All parties got what they wanted despite brevity of visit


The good nature and overall warmth of Obama’s one-day trip was great for Ireland, for the US and possibly for his future re-election

BOTH SIDES got what they wanted. President Barack Obama and First Lady Michelle manifestly had a good time. The images of smiling Irish eyes, the US leader kissing babies, meeting his cousins and downing a pint of Guinness were sure to warm Irish-American hearts.

If there was something disproportionate, it was the amount of importance attached to it; enormous for Ireland, positive but fleeting for the US. For a day, Ireland was the centre of the universe. President Mary McAleese and Taoiseach Enda Kenny were elevated to the rank of world leaders hosting the world leader. Irish spirits soared. Bord Fáilte got the best free advertising.

At Buckingham Palace today, Dublin and Moneygall will be a happy memory for Obama. For the White House, his day in Ireland was a feelgood fun-fest, a lark. US ambassador Dan Rooney, who had been pressing him to visit Ireland for years, said last month he wanted Obama to have a good time, a moment of relaxation, to steel himself for the hard work to follow.

The admiration for little Ireland “punching above its weight” as the president put it, for its courage, and the talent of its writers, was genuine. America’s friendship with Ireland has never faltered. The rest of this week – convincing other Europeans they are not unloved and neglected, and must stay the course in Afghanistan – will be more of a challenge. As Mr Obama said on St Patrick’s Day in 2010, “In recent years, it’s become cool to be Irish.” US officials look scandalised if one is so cynical as to suggest the president was in re-election mode. But yesterday’s visit might sway a vote or two, a campaign contributor, among those tens of millions of Irish Americans.

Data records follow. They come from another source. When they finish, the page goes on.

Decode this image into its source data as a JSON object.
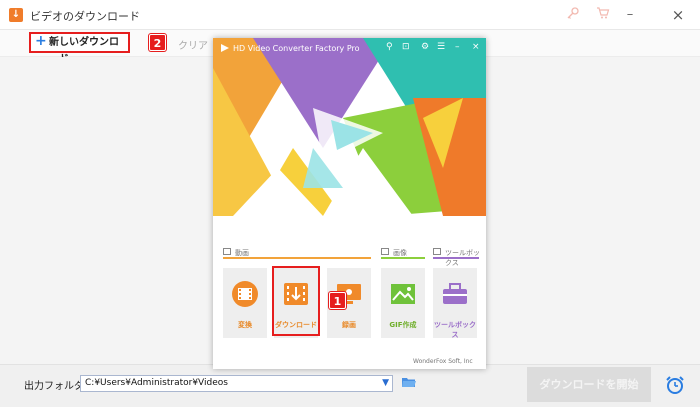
{
  "window": {
    "title": "ビデオのダウンロード",
    "key_icon": "key-icon",
    "cart_icon": "cart-icon",
    "minimize_label": "–",
    "close_label": "×"
  },
  "toolbar": {
    "new_download_label": "新しいダウンロード",
    "clear_label": "クリア"
  },
  "badges": {
    "step1": "1",
    "step2": "2"
  },
  "overlay": {
    "title": "HD Video Converter Factory Pro",
    "sections": {
      "video": "動画",
      "image": "画像",
      "toolbox": "ツールボックス"
    },
    "tiles": [
      {
        "label": "変換",
        "icon": "film-reel-icon"
      },
      {
        "label": "ダウンロード",
        "icon": "download-icon"
      },
      {
        "label": "録画",
        "icon": "screen-record-icon"
      },
      {
        "label": "GIF作成",
        "icon": "gif-image-icon"
      },
      {
        "label": "ツールボックス",
        "icon": "toolbox-icon"
      }
    ],
    "footer": "WonderFox Soft, Inc",
    "colors": {
      "orange": "#f2a33a",
      "purple": "#9b6fc9",
      "teal": "#2fbfb0",
      "green": "#8ccf3c",
      "yellow": "#f7d03c",
      "deep_orange": "#ef7a2a"
    }
  },
  "bottom": {
    "output_label": "出力フォルダ：",
    "output_path": "C:¥Users¥Administrator¥Videos",
    "start_label": "ダウンロードを開始"
  }
}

There was another, unstated advantage in reminding America Obama is also of white, European extraction. By producing his long-form birth certificate last month and disposing of Osama bin Laden, Obama put paid – at least temporarily – to the “birther” conspiracy theory. His Irish roots are another nail in that coffin.

According to a new biography of Stanley Anne Dunham, Obama’s mother felt hurt he chose to identify so completely with the African-American community, when he’d been raised by her (white) side of the family. By making the pilgrimage to Moneygall, Obama acknowledged his Caucasian roots. Obama has an almost Irish love of symbolism. Not by chance, the Irish Embassy in Washington gave US journalists a copy of the speeches made during John F Kennedy’s historic visit in June 1963.

The image of a young, handsome and popular American leader speaking to Irish crowds in thrall had resonance. Just as Kennedy boasted in New Ross of returning 115 years after his ancestors left Co Wexford, Obama has retraced the journey made by Fulmouth Kearney 166 years ago.

Every gesture seemed pregnant with meaning. Of the three Irish children who rang the Peace Bell at the Áras, one was of African origin, one a Traveller. The frame for the bell was carved from two trees, one from the North, the other from the Republic. The president shoved earth on to the roots of an Irish oak that will be moved to a permanent place near a tree planted by John F Kennedy.

Although Mr Obama didn’t make it to Glasnevin Cemetery, he paid ample homage to Daniel O’Connell and Frederick Douglass, “America’s Black O’Connell”, in his speech.

He greatly admires Douglass, who like him was 6ft 4in tall. Both had one black parent, one white, and both were abandoned by their fathers. Both revolutionised the way the US views African Americans.

A resin copy of a statue of Douglass was moved into Farmleigh for the meeting between Kenny and Obama. The sculptor, Andrew Edwards, modelled the statue’s outstretched hand after the hand of Obama. The Irish and American leaders were photographed standing beside Frederick Douglass. Don Mullan and Kristin Leary, who campaigned for Obama to commemorate Douglass on the visit, also got what they wanted.